Author: Site Editor Publish Time: 2021-08-24 Origin: Site
Sodium tripolyphosphate is a preservative for seafood, meats, poultry, and animal feeds. It is common in food production as E number E451. In foods, STPP is used as an emulsifier and to retain moisture. Many governments regulate the quantities allowed in foods, as it can substantially increase the sale weight of seafood in particular.
Sodium tripolyphosphate is also added, along with other sodium polyphosphates, to processed cheeses as an emulsifier. The polyphosphates are negatively charged chains of phosphorus and oxygen that attract water molecules. When added to the cheese, they remove calcium from casein matrix and also bind themselves to the casein while bringing moisture with them. The effect is that the polyphosphates loosen the protein matrix helping keep the mixture emulsified and ensure even melting. This applies to other uses such as force-meats: STPP will help prevent the poultry, fish, or meat from becoming greasy and falling apart during heating.

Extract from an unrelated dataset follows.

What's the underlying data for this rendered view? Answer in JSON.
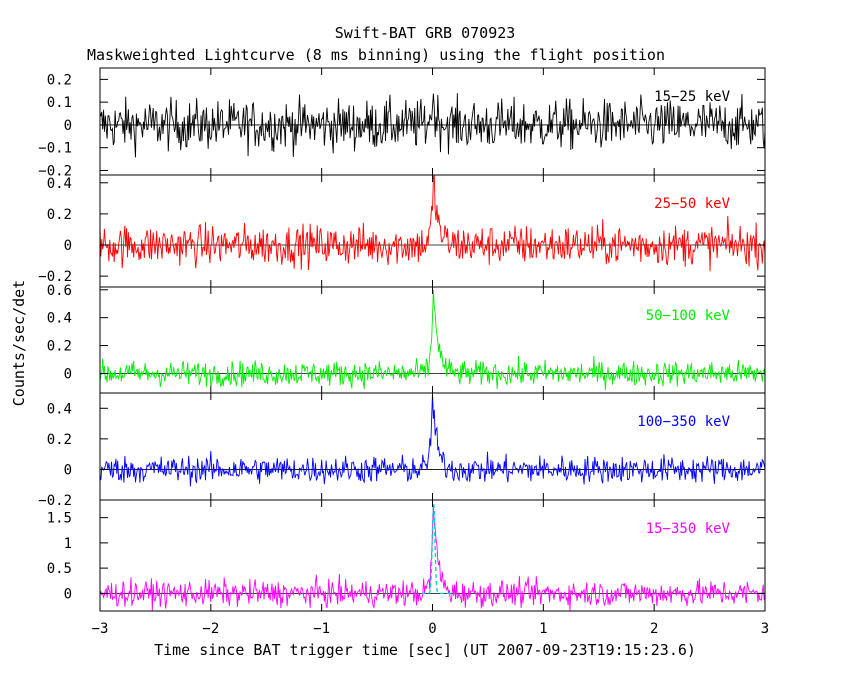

Sodium tripolyphosphate also gives a fresh appearance to meat and seafood while slowing down spoilage. The chemical helps to preserve the natural color of meat and fish and improves their texture. This is done by improving the water-holding capacity of animal products and consequently slowing down their drying.
Sodium tripolyphosphate is listed as a tanning agent for leather. Interestingly, the chemical is also used as an oil contamination resistance agent in paper production. So, it can both help manufacturers apply the right color to a medium as well as keep unwanted color away.
Other uses of sodium tripolyphosphate include petroleum refining, metallurgy, mine applications and water treatment. The last application is made possible by its pH buffering ability, meaning that it can "soften" acidic water by neutralizing its acidity. This quality is one of the reasons it is added to detergents.